DBS Bank in Hong Kong. (Photo/Xinhua)
Structured products issued by foreign banks, formerly shunned by burned Chinese investors, are making a comeback.
Chinese business media data reveal among wealth management products issued by foreign banks in 2011, those offered by Singapore's DBS Bank boast the highest average expected yield, just above 16%. Since the beginning of 2011, DBS introduced more than 50 wealth-management products, including some 30 products with an expected yield above 10% and 13 exceeding 20%.
The yield rate of a DBS wealth management product which matured in February generated zero yield, compared with an expected maximum yield of 37.5%. Two structured products, which matured last November, also generated zero yield, compared with an originally projected maximum yield of 14%.
Several other foreign banks also successively rolled out wealth management products, albiet on a more modest scale. Hong Hong's Hang Seng Bank launched a partial principal protection product in March, with an expected yield of 11% while Citibank brought out a product with an anticipated 10% yield.
The Guangzhou-based Time Weekly points out that Chinese banks are comparatively cautious in offering wealth management products. Few issued by the four major state banks advertise projected yield rates above 6%. The Bank of China is the champion among Chinese banks in issuing wealth management products but among those issued since 2011, the average predicted yield rate has not exceeded 8%.

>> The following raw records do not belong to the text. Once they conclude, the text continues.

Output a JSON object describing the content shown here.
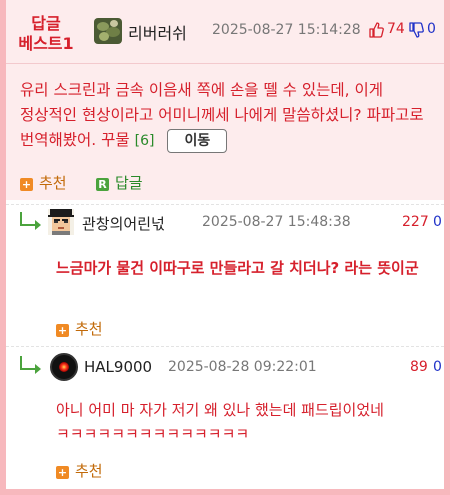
{
  "best": {
    "badge_line1": "답글",
    "badge_line2": "베스트1",
    "user": "리버러쉬",
    "date": "2025-08-27 15:14:28",
    "upvotes": "74",
    "downvotes": "0",
    "text": "유리 스크린과 금속 이음새 쪽에 손을 뗄 수 있는데, 이게 정상적인 현상이라고 어미니께세 나에게 말씀하셨니? 파파고로 번역해봤어. 꾸물",
    "reply_count": "[6]",
    "move_label": "이동",
    "recommend_label": "추천",
    "reply_label": "답글"
  },
  "comments": [
    {
      "user": "관창의어린넋",
      "date": "2025-08-27 15:48:38",
      "upvotes": "227",
      "downvotes": "0",
      "text": "느금마가 물건 이따구로 만들라고 갈 치더나? 라는 뜻이군",
      "recommend_label": "추천"
    },
    {
      "user": "HAL9000",
      "date": "2025-08-28 09:22:01",
      "upvotes": "89",
      "downvotes": "0",
      "text": "아니 어미 마 자가 저기 왜 있나 했는데 패드립이었네 ㅋㅋㅋㅋㅋㅋㅋㅋㅋㅋㅋㅋㅋㅋ",
      "recommend_label": "추천"
    }
  ],
  "colors": {
    "accent_red": "#d6202c",
    "border_pink": "#f7b8bd",
    "best_bg": "#fdeced",
    "vote_blue": "#2032c8",
    "recommend_orange": "#f08a24",
    "reply_green": "#4ba33d"
  },
  "icons": {
    "thumb_up": "thumbs-up-icon",
    "thumb_down": "thumbs-down-icon",
    "recommend": "plus-square-icon",
    "reply": "reply-r-icon",
    "reply_arrow": "reply-arrow-icon"
  }
}
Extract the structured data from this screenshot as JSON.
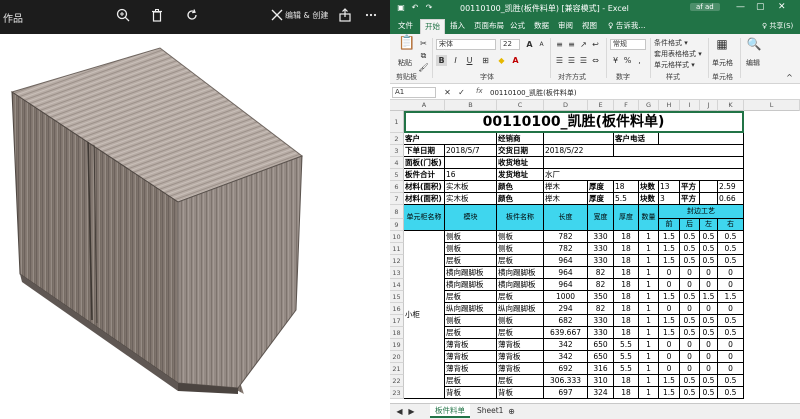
{
  "viewer": {
    "title": "作品",
    "zoom_icon": "zoom-in-icon",
    "delete_icon": "trash-icon",
    "rotate_icon": "rotate-icon",
    "edit_label": "编辑 & 创建",
    "share_icon": "share-icon",
    "more_icon": "more-icon",
    "image_desc": "wood cabinet render"
  },
  "excel": {
    "title": "00110100_凯胜(板件料单)  [兼容模式]  -  Excel",
    "user_badge": "af ad",
    "share_label": "♀ 共享(S)",
    "tabs": [
      "文件",
      "开始",
      "插入",
      "页面布局",
      "公式",
      "数据",
      "审阅",
      "视图",
      "♀ 告诉我..."
    ],
    "active_tab": "开始",
    "ribbon": {
      "clipboard_label": "剪贴板",
      "paste_label": "粘贴",
      "font_name": "宋体",
      "font_size": "22",
      "font_label": "字体",
      "align_label": "对齐方式",
      "number_format": "常规",
      "number_label": "数字",
      "cond_format": "条件格式 ▾",
      "table_format": "套用表格格式 ▾",
      "cell_style": "单元格样式 ▾",
      "styles_label": "样式",
      "cells_btn": "单元格",
      "cells_label": "单元格",
      "edit_btn": "编辑"
    },
    "formula_bar": {
      "name_box": "A1",
      "fx": "fx",
      "content": "00110100_凯胜(板件料单)"
    },
    "columns": [
      "A",
      "B",
      "C",
      "D",
      "E",
      "F",
      "G",
      "H",
      "I",
      "J",
      "K",
      "L"
    ],
    "rows": [
      "1",
      "2",
      "3",
      "4",
      "5",
      "6",
      "7",
      "8",
      "9",
      "10",
      "11",
      "12",
      "13",
      "14",
      "15",
      "16",
      "17",
      "18",
      "19",
      "20",
      "21",
      "22",
      "23"
    ],
    "title_cell": "00110100_凯胜(板件料单)",
    "info": {
      "customer": "客户",
      "dealer": "经销商",
      "phone": "客户电话",
      "order_date_label": "下单日期",
      "order_date": "2018/5/7",
      "delivery_date_label": "交货日期",
      "delivery_date": "2018/5/22",
      "door_label": "面板(门板)",
      "recv_label": "收货地址",
      "total_label": "板件合计",
      "total": "16",
      "send_label": "发货地址",
      "send": "水厂",
      "mat1_label": "材料(面积)",
      "mat1": "实木板",
      "color1_label": "颜色",
      "color1": "榉木",
      "thick1_label": "厚度",
      "thick1": "18",
      "count1_label": "块数",
      "count1": "13",
      "area1_label": "平方",
      "area1": "2.59",
      "mat2_label": "材料(面积)",
      "mat2": "实木板",
      "color2_label": "颜色",
      "color2": "榉木",
      "thick2_label": "厚度",
      "thick2": "5.5",
      "count2_label": "块数",
      "count2": "3",
      "area2_label": "平方",
      "area2": "0.66"
    },
    "table_headers": {
      "unit": "单元柜名称",
      "module": "模块",
      "part": "板件名称",
      "length": "长度",
      "width": "宽度",
      "thick": "厚度",
      "qty": "数量",
      "edge": "封边工艺",
      "front": "前",
      "back": "后",
      "left": "左",
      "right": "右"
    },
    "unit_name": "小柜",
    "parts": [
      {
        "module": "侧板",
        "part": "侧板",
        "length": "782",
        "width": "330",
        "thick": "18",
        "qty": "1",
        "f": "1.5",
        "b": "0.5",
        "l": "0.5",
        "r": "0.5"
      },
      {
        "module": "侧板",
        "part": "侧板",
        "length": "782",
        "width": "330",
        "thick": "18",
        "qty": "1",
        "f": "1.5",
        "b": "0.5",
        "l": "0.5",
        "r": "0.5"
      },
      {
        "module": "层板",
        "part": "层板",
        "length": "964",
        "width": "330",
        "thick": "18",
        "qty": "1",
        "f": "1.5",
        "b": "0.5",
        "l": "0.5",
        "r": "0.5"
      },
      {
        "module": "横向踢脚板",
        "part": "横向踢脚板",
        "length": "964",
        "width": "82",
        "thick": "18",
        "qty": "1",
        "f": "0",
        "b": "0",
        "l": "0",
        "r": "0"
      },
      {
        "module": "横向踢脚板",
        "part": "横向踢脚板",
        "length": "964",
        "width": "82",
        "thick": "18",
        "qty": "1",
        "f": "0",
        "b": "0",
        "l": "0",
        "r": "0"
      },
      {
        "module": "层板",
        "part": "层板",
        "length": "1000",
        "width": "350",
        "thick": "18",
        "qty": "1",
        "f": "1.5",
        "b": "0.5",
        "l": "1.5",
        "r": "1.5"
      },
      {
        "module": "纵向踢脚板",
        "part": "纵向踢脚板",
        "length": "294",
        "width": "82",
        "thick": "18",
        "qty": "1",
        "f": "0",
        "b": "0",
        "l": "0",
        "r": "0"
      },
      {
        "module": "侧板",
        "part": "侧板",
        "length": "682",
        "width": "330",
        "thick": "18",
        "qty": "1",
        "f": "1.5",
        "b": "0.5",
        "l": "0.5",
        "r": "0.5"
      },
      {
        "module": "层板",
        "part": "层板",
        "length": "639.667",
        "width": "330",
        "thick": "18",
        "qty": "1",
        "f": "1.5",
        "b": "0.5",
        "l": "0.5",
        "r": "0.5"
      },
      {
        "module": "薄背板",
        "part": "薄背板",
        "length": "342",
        "width": "650",
        "thick": "5.5",
        "qty": "1",
        "f": "0",
        "b": "0",
        "l": "0",
        "r": "0"
      },
      {
        "module": "薄背板",
        "part": "薄背板",
        "length": "342",
        "width": "650",
        "thick": "5.5",
        "qty": "1",
        "f": "0",
        "b": "0",
        "l": "0",
        "r": "0"
      },
      {
        "module": "薄背板",
        "part": "薄背板",
        "length": "692",
        "width": "316",
        "thick": "5.5",
        "qty": "1",
        "f": "0",
        "b": "0",
        "l": "0",
        "r": "0"
      },
      {
        "module": "层板",
        "part": "层板",
        "length": "306.333",
        "width": "310",
        "thick": "18",
        "qty": "1",
        "f": "1.5",
        "b": "0.5",
        "l": "0.5",
        "r": "0.5"
      },
      {
        "module": "背板",
        "part": "背板",
        "length": "697",
        "width": "324",
        "thick": "18",
        "qty": "1",
        "f": "1.5",
        "b": "0.5",
        "l": "0.5",
        "r": "0.5"
      }
    ],
    "sheet_tabs": [
      "板件料单",
      "Sheet1"
    ],
    "active_sheet": "板件料单",
    "colors": {
      "header_cyan": "#3fd6ee",
      "excel_green": "#217346"
    }
  }
}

Liu Qing, a commentator on Asian banking, notes that "compared with foreign banks, Chinese banks enjoy strong sales volumes and clients and can often achieve solid returns even for products with a low expected yield. Usually, they can achieve good sales for wealth management products whose expected yield is 50% greater than deposit rates. Moreover, regulators more closely supervise the marketing of wealth management products offered by Chinese banks."
The design of trust and wealth management products usually contains a stop-loss mechanism, setting, for instance, the alert or stop-loss line at 80% of a holding's book value. Liu, however, points out that wealth product managers must possess tools for bearish operation to cope with market decline, rather than waiting for the decline to reach the stop-loss line passively.
Consumers have the right to understand the composition of wealth management products, says Liu. Legally, issuers of wealth management products must fully disclose related information, especially a product's risk profile. Presently, however, promotional material for wealth management products contain only information which the issuers want investors to know. For the information they prefer clients didn't know, they attempt to confuse potential investors with financial jargon or simply gloss over important information.
Liu remarks that "usually, high-yield products entail high risk. Generally speaking, wealth management products with a projected yield exceeding 10% are not suited to conservative investors."